Out yesterday is new data from the medical school application clearinghouse, the AAMC. It shows that the number of students entering the nation’s 137 accredited medical schools will increase nearly 30 percent from 2002 levels by 2016. Apparently this benchmark satisfies a goal set in the mid-2000s by medical schools in response to aging patient populations and the pending 65th birthday of the oldest in the Boomer demographic. All said, over 19,000 first-year students will enter medical school this fall, up from just over 16,000 ten years ago. More physicians means an effective buffer against factors like this and others, such as the looming retirment of many physicians. Good thing, right?
Not so fast. If current trends hold, the numbers of newly-minted MDs and DOs sacrificing primary care demand for higher-paying subspecialties will continue to eclipse any meaningful increase in the talent supply pipeline, bringing the cost of training these future proceduralists with it. This says nothing about the effect instant healthcare consumer coverage and the subsequent need for primary care phsyicians will demand in 2014 upon reform’s start. Indeed, more is not always better.

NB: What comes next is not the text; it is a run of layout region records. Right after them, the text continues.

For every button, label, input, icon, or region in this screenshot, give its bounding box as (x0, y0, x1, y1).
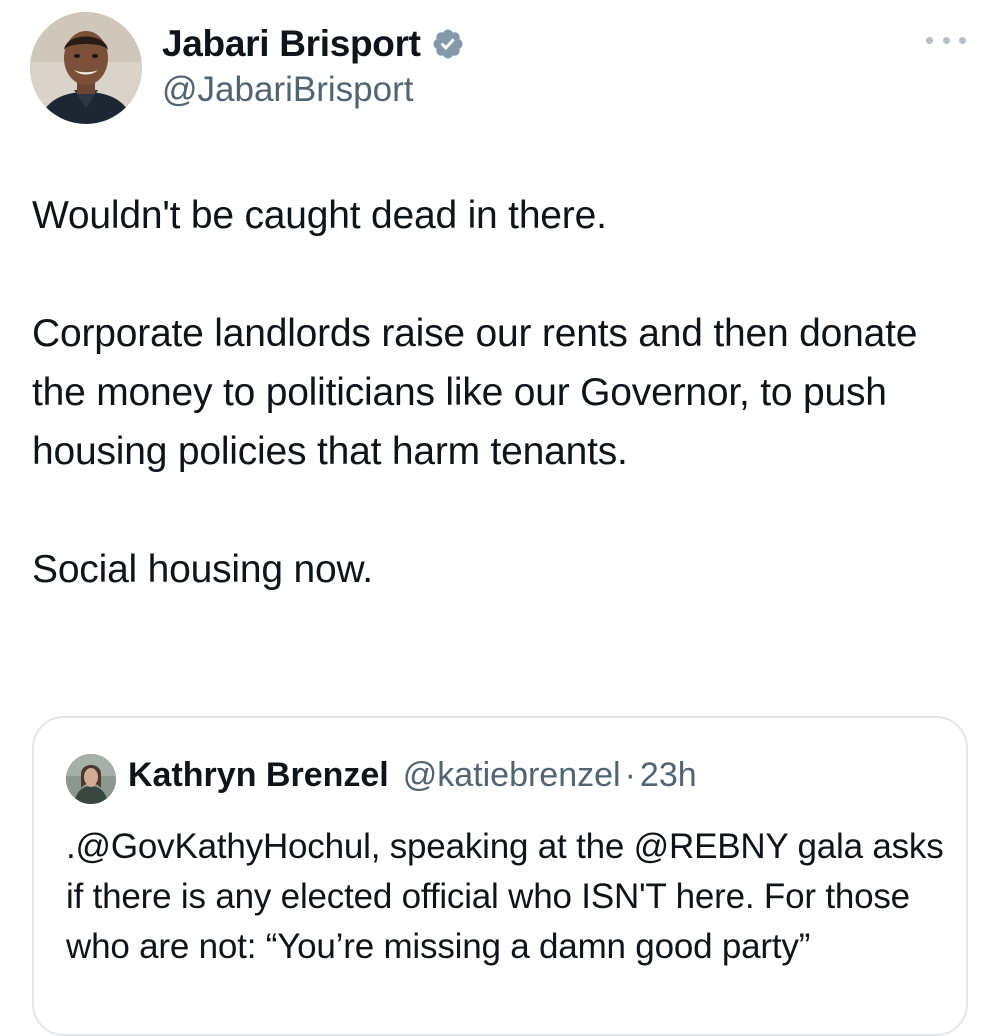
quoted-timestamp[interactable]: 23h (640, 756, 697, 795)
more-horizontal-icon[interactable] (926, 30, 966, 50)
author-avatar[interactable] (30, 12, 142, 124)
quoted-header: Kathryn Brenzel @katiebrenzel · 23h (128, 756, 697, 795)
tweet-paragraph: Corporate landlords raise our rents and … (32, 312, 918, 473)
tweet-text: Wouldn't be caught dead in there. Corpor… (32, 186, 952, 599)
tweet-paragraph: Wouldn't be caught dead in there. (32, 194, 607, 237)
tweet-paragraph: Social housing now. (32, 548, 373, 591)
quoted-tweet-text: .@GovKathyHochul, speaking at the @REBNY… (66, 827, 944, 966)
verified-badge-icon[interactable] (431, 27, 465, 61)
author-handle[interactable]: @JabariBrisport (162, 70, 465, 110)
quoted-author-handle[interactable]: @katiebrenzel (403, 756, 621, 795)
quoted-separator: · (624, 756, 636, 794)
more-dot (942, 36, 950, 44)
quoted-tweet[interactable]: Kathryn Brenzel @katiebrenzel · 23h .@Go… (32, 716, 968, 1036)
more-dot (959, 36, 966, 44)
more-dot (926, 36, 933, 44)
author-name-row: Jabari Brisport (162, 20, 465, 68)
quoted-author-avatar[interactable] (66, 754, 116, 804)
quoted-author-name[interactable]: Kathryn Brenzel (128, 756, 389, 795)
author-block: Jabari Brisport @JabariBrisport (162, 20, 465, 110)
author-name[interactable]: Jabari Brisport (162, 23, 421, 65)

A recent survey of Medicare beneficiaries conducted by Dartmouth and the Centers for Medicare and Medicaid Services and published last year in Health Affairs found patients living in areas with more physicians per capita perceived no differences in their access to health care than beneficiaries with fewer available physicians. Moreover, there were no differences between the two groups in terms of visits or time spent with their personal physician, the number of tests they received or the number of specialists they saw.
As long as the reimbursement structure tilts toward specialization, there will always be an uphill battle for primary care penetration, to say nothing of care delivery in very rural and underserved urban markets.

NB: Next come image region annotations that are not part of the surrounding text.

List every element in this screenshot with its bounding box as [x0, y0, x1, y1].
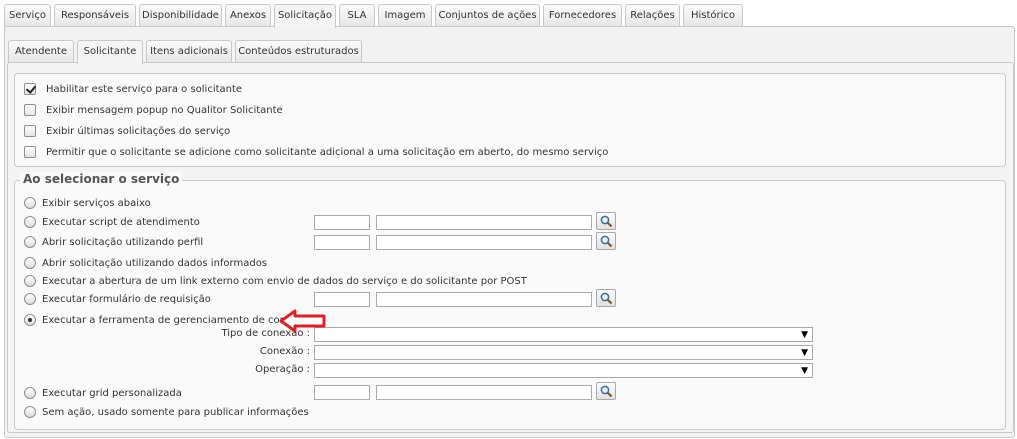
formulario-lookup-button[interactable]: [596, 289, 616, 307]
conexao-select[interactable]: ▼: [314, 345, 813, 360]
option-label: Habilitar este serviço para o solicitant…: [46, 83, 243, 95]
perfil-code-input[interactable]: [314, 235, 370, 250]
perfil-desc-input[interactable]: [376, 235, 592, 250]
option-permitir[interactable]: Permitir que o solicitante se adicione c…: [24, 144, 608, 160]
tab-solicitacao[interactable]: Solicitação: [274, 4, 336, 28]
perfil-lookup-button[interactable]: [596, 232, 616, 250]
tipo-conexao-select[interactable]: ▼: [314, 327, 813, 342]
tab-conjuntos-de-acoes[interactable]: Conjuntos de ações: [435, 4, 540, 27]
subtab-solicitante[interactable]: Solicitante: [77, 40, 143, 64]
tab-servico[interactable]: Serviço: [4, 4, 51, 27]
radio-abrir-dados[interactable]: [24, 257, 36, 269]
caret-down-icon: ▼: [801, 348, 808, 358]
radio-label: Abrir solicitação utilizando dados infor…: [42, 257, 268, 269]
arrow-left-icon: [279, 309, 326, 333]
subtab-itens-adicionais[interactable]: Itens adicionais: [146, 40, 232, 63]
radio-row-contas[interactable]: Executar a ferramenta de gerenciamento d…: [24, 312, 301, 328]
subtab-atendente[interactable]: Atendente: [8, 40, 74, 63]
conexao-label: Conexão :: [259, 346, 310, 357]
radio-link-externo[interactable]: [24, 275, 36, 287]
radio-executar-formulario[interactable]: [24, 293, 36, 305]
tab-historico[interactable]: Histórico: [683, 4, 743, 27]
magnifier-icon: [600, 385, 613, 398]
radio-exibir-servicos[interactable]: [24, 197, 36, 209]
tab-disponibilidade[interactable]: Disponibilidade: [139, 4, 222, 27]
tab-imagem[interactable]: Imagem: [378, 4, 432, 27]
radio-row-link[interactable]: Executar a abertura de um link externo c…: [24, 273, 527, 289]
grid-lookup-button[interactable]: [596, 382, 616, 400]
radio-label: Abrir solicitação utilizando perfil: [42, 236, 204, 248]
operacao-label: Operação :: [255, 364, 310, 375]
radio-executar-grid[interactable]: [24, 387, 36, 399]
tab-fornecedores[interactable]: Fornecedores: [543, 4, 622, 27]
tab-sla[interactable]: SLA: [339, 4, 375, 27]
tab-relacoes[interactable]: Relações: [625, 4, 680, 27]
grid-desc-input[interactable]: [376, 385, 592, 400]
radio-label: Executar a abertura de um link externo c…: [42, 275, 527, 287]
radio-row-grid[interactable]: Executar grid personalizada: [24, 385, 182, 401]
option-habilitar[interactable]: Habilitar este serviço para o solicitant…: [24, 81, 242, 97]
radio-abrir-perfil[interactable]: [24, 236, 36, 248]
script-desc-input[interactable]: [376, 215, 592, 230]
operacao-select[interactable]: ▼: [314, 363, 813, 378]
radio-row-perfil[interactable]: Abrir solicitação utilizando perfil: [24, 234, 203, 250]
option-label: Permitir que o solicitante se adicione c…: [46, 146, 609, 158]
magnifier-icon: [600, 235, 613, 248]
tab-anexos[interactable]: Anexos: [225, 4, 271, 27]
radio-label: Sem ação, usado somente para publicar in…: [42, 406, 309, 418]
checkbox-habilitar[interactable]: [24, 83, 36, 95]
caret-down-icon: ▼: [801, 366, 808, 376]
radio-label: Executar script de atendimento: [42, 216, 200, 228]
tab-responsaveis[interactable]: Responsáveis: [54, 4, 136, 27]
radio-label: Executar a ferramenta de gerenciamento d…: [42, 314, 302, 326]
radio-row-script[interactable]: Executar script de atendimento: [24, 214, 200, 230]
script-code-input[interactable]: [314, 215, 370, 230]
grid-code-input[interactable]: [314, 385, 370, 400]
checkbox-ultimas[interactable]: [24, 125, 36, 137]
script-lookup-button[interactable]: [596, 212, 616, 230]
option-label: Exibir mensagem popup no Qualitor Solici…: [46, 104, 283, 116]
checkbox-permitir[interactable]: [24, 146, 36, 158]
checkbox-popup[interactable]: [24, 104, 36, 116]
radio-row-dados[interactable]: Abrir solicitação utilizando dados infor…: [24, 255, 267, 271]
radio-label: Executar grid personalizada: [42, 387, 182, 399]
option-ultimas[interactable]: Exibir últimas solicitações do serviço: [24, 123, 230, 139]
option-label: Exibir últimas solicitações do serviço: [46, 125, 231, 137]
formulario-code-input[interactable]: [314, 292, 370, 307]
option-popup[interactable]: Exibir mensagem popup no Qualitor Solici…: [24, 102, 283, 118]
radio-row-sem-acao[interactable]: Sem ação, usado somente para publicar in…: [24, 404, 309, 420]
radio-label: Executar formulário de requisição: [42, 293, 211, 305]
subtab-conteudos-estruturados[interactable]: Conteúdos estruturados: [235, 40, 362, 63]
magnifier-icon: [600, 215, 613, 228]
radio-sem-acao[interactable]: [24, 406, 36, 418]
radio-label: Exibir serviços abaixo: [42, 197, 151, 209]
formulario-desc-input[interactable]: [376, 292, 592, 307]
caret-down-icon: ▼: [801, 330, 808, 340]
magnifier-icon: [600, 292, 613, 305]
radio-executar-script[interactable]: [24, 216, 36, 228]
radio-gerenciamento-contas[interactable]: [24, 314, 36, 326]
fieldset-legend: Ao selecionar o serviço: [20, 172, 183, 186]
radio-row-formulario[interactable]: Executar formulário de requisição: [24, 291, 211, 307]
radio-row-exibir[interactable]: Exibir serviços abaixo: [24, 195, 151, 211]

Is the answer in revising payment schemes via coordinated care mechanisms, as this article suggests, or is the point-of-care the appropriate place to focus on quality, and by extension, cost containment? It would seem that the latter would take a more protracted course, with results probably more equivocal than certain. All the while, primary care rolls will continue to plateau and fall in comparison. Organizations may be more suited to focus on midlevel providers to compensate, but at what cost to the organization?
For all of these questions, we do have some answers. If you build it, they may come, but at a higher cost. With the potential for burgeoning access to healthcare under reform, cost to provide care — not increasing physician representation in the marketplace — will continue to be the driver that will characterize primary care’s role in medicine under reform, and right now, it’s not looking to rosy.